I returned home to nurse my tiny baby, reading through clinical explanations of POP, the only thing Google would deliver, obsessing about my posture, and filled with dread. 

Over the next several weeks, I did more PT sessions. Each time I did my exercises, I was overcome with anger. To make matters worse, the best thing I knew to do with my anger and feelings of overwhelm was exercise… and I couldn’t do that. Eventually, my need to run led me to a recommendation for a pessary, something I hadn’t heard of, and felt further devastating. I had no idea how common POP was, and felt so isolated and diminished by all the support I needed to get back to my active lifestyle. 

After a few failed attempts (including a cube that had to be removed by my PCP - super cringe), I found a pessary that worked for me and helped me get back to all the activities I loved without feeling POP symptoms or worrying about further stressing my tissues. BUT the pessary management was a nightmare. I would go to the gym having remembered my pessary but without the cleanser I needed. Or I would lose track of it, wrapped in tissue somewhere in my bathroom, forgotten as I chased my toddler down the hall. 

By this point, I knew I was not alone in this journey, but I had no idea just how many women were suffering alongside me. 

I knew I needed something to help me keep this new part of my life sanitary, organized, and more contained, both literally and metaphorically. I wanted to focus less on my pelvic floor and more on my life. With nothing on the market, I knew we all deserved better. 

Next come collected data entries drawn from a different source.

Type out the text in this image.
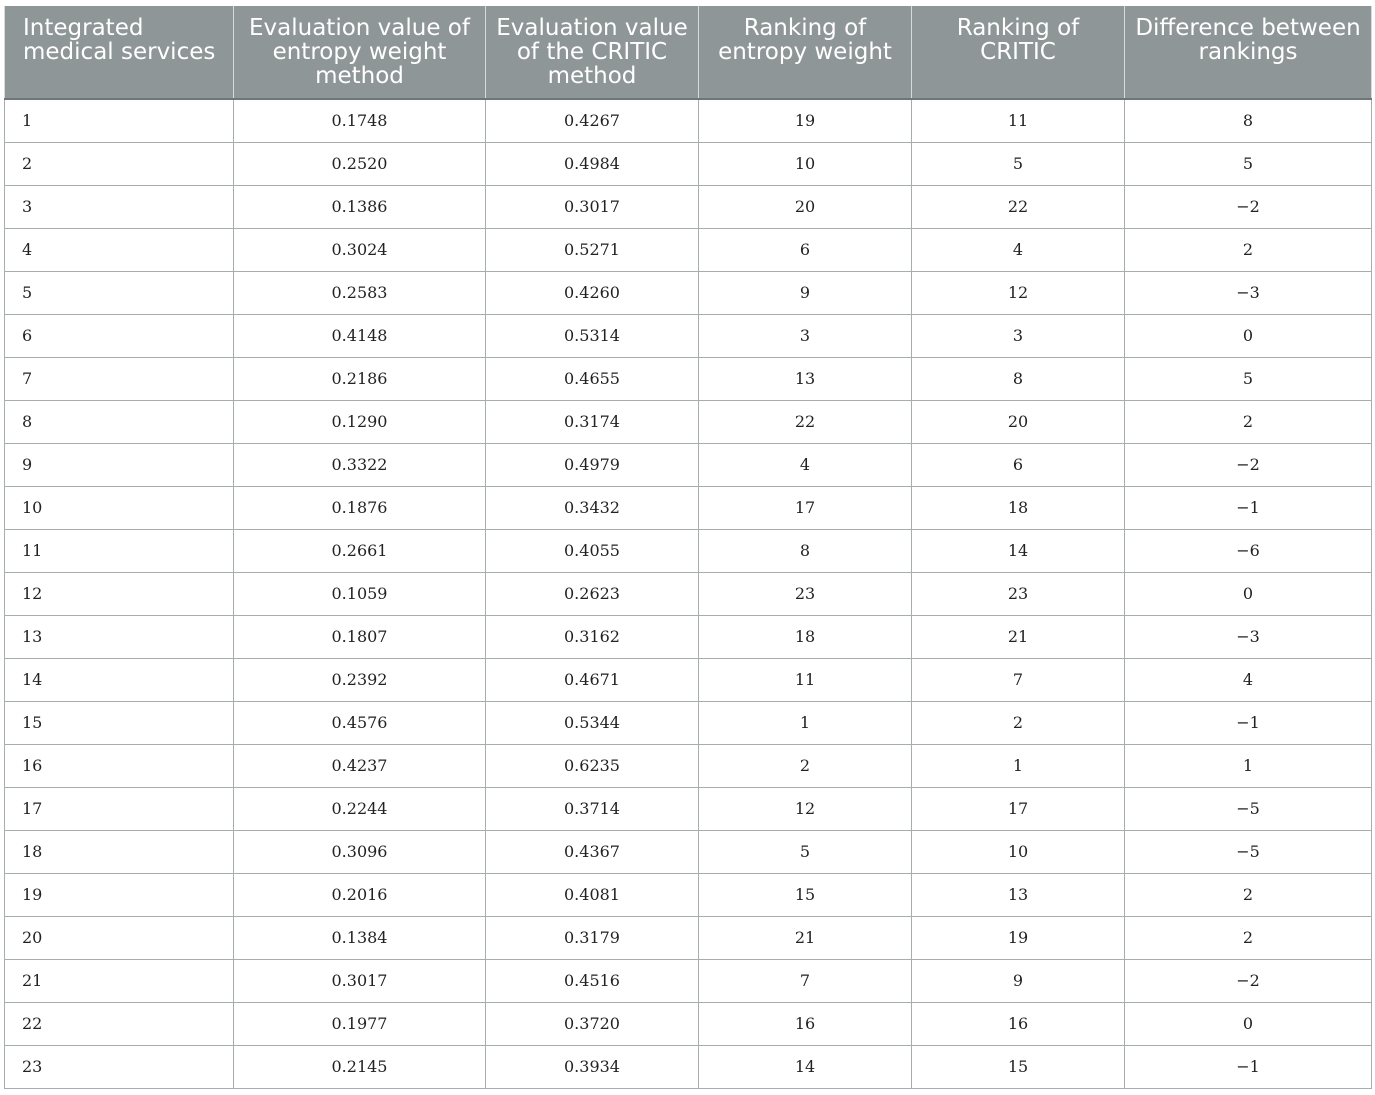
Integrated medical services	Evaluation value of entropy weight method	Evaluation value of the CRITIC method	Ranking of entropy weight	Ranking of CRITIC	Difference between rankings
1	0.1748	0.4267	19	11	8
2	0.2520	0.4984	10	5	5
3	0.1386	0.3017	20	22	−2
4	0.3024	0.5271	6	4	2
5	0.2583	0.4260	9	12	−3
6	0.4148	0.5314	3	3	0
7	0.2186	0.4655	13	8	5
8	0.1290	0.3174	22	20	2
9	0.3322	0.4979	4	6	−2
10	0.1876	0.3432	17	18	−1
11	0.2661	0.4055	8	14	−6
12	0.1059	0.2623	23	23	0
13	0.1807	0.3162	18	21	−3
14	0.2392	0.4671	11	7	4
15	0.4576	0.5344	1	2	−1
16	0.4237	0.6235	2	1	1
17	0.2244	0.3714	12	17	−5
18	0.3096	0.4367	5	10	−5
19	0.2016	0.4081	15	13	2
20	0.1384	0.3179	21	19	2
21	0.3017	0.4516	7	9	−2
22	0.1977	0.3720	16	16	0
23	0.2145	0.3934	14	15	−1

Text message conversation about health issues, mentioning prolapse, a PT specialist, and symptoms like running, jumping, sneezing, and peeing.

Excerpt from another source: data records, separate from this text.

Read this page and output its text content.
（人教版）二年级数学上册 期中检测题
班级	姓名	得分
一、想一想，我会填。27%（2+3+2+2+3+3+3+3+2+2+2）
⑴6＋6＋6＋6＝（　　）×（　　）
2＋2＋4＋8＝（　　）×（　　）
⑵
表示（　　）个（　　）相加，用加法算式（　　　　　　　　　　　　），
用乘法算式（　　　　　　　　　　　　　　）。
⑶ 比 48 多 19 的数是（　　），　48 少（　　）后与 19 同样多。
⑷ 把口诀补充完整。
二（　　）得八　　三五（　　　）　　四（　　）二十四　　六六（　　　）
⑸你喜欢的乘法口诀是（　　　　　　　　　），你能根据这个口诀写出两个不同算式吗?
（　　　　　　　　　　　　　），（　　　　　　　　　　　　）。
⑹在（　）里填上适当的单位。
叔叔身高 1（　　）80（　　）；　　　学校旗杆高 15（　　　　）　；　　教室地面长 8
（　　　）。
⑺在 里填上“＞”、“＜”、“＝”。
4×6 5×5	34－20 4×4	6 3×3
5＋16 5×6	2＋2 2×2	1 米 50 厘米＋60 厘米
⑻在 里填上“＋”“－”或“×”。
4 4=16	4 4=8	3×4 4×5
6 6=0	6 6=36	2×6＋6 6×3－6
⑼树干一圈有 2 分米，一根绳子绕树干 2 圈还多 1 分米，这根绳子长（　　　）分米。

Now I know more, and I know how much better we deserve. An estimated 25-50% of women over 18 will have some form of prolapse, and it can be physically and emotionally devastating.

We deserve better visibility of the needs that come with our evolving bodies, and the normalization of common gynecological conditions.

We deserve to know we are not alone in that evolution.

We deserve access to devices and accessories that help us manage our health and feel empowered, and comfortable doing it.

We deserve functionality and simplicity while we navigate new gynecological needs and thoughtful design to make the process a little more elevated and enjoyable. 

The factors that make POP so prevalent and stigmatized are complex. While I knew I couldn’t solve the biggest issues, I was SURE I could solve a smaller issue - I could create a vessel, a container, a solution to alleviate the mental and emotional labor of self-managing a pessary. A stylized management system that does everything you need it to — contains your device, cleanser, supportive products, offers ventilation and drainage, and closes up to keep everything stored in one place. And, similar to pregnancy, after many months of building and growing, GYNKGO was born. 

GYNKGO emerged from a deep belief that awareness and visibility is the best way to reduce shame and stigma. AND while our gynecological health evolves in ways that may surprise (and challenge) us, we do not need to sacrifice control, style, and composure through the journey.

At GYNKGO, we knew we could take a “trigger” for so many women and turn it into a “glimmer.” 

Thank you for being here, and joining us in this movement.

Three smiling women and a young girl with a water bottle smiling, standing outdoors on a sunny day, with other people in the background.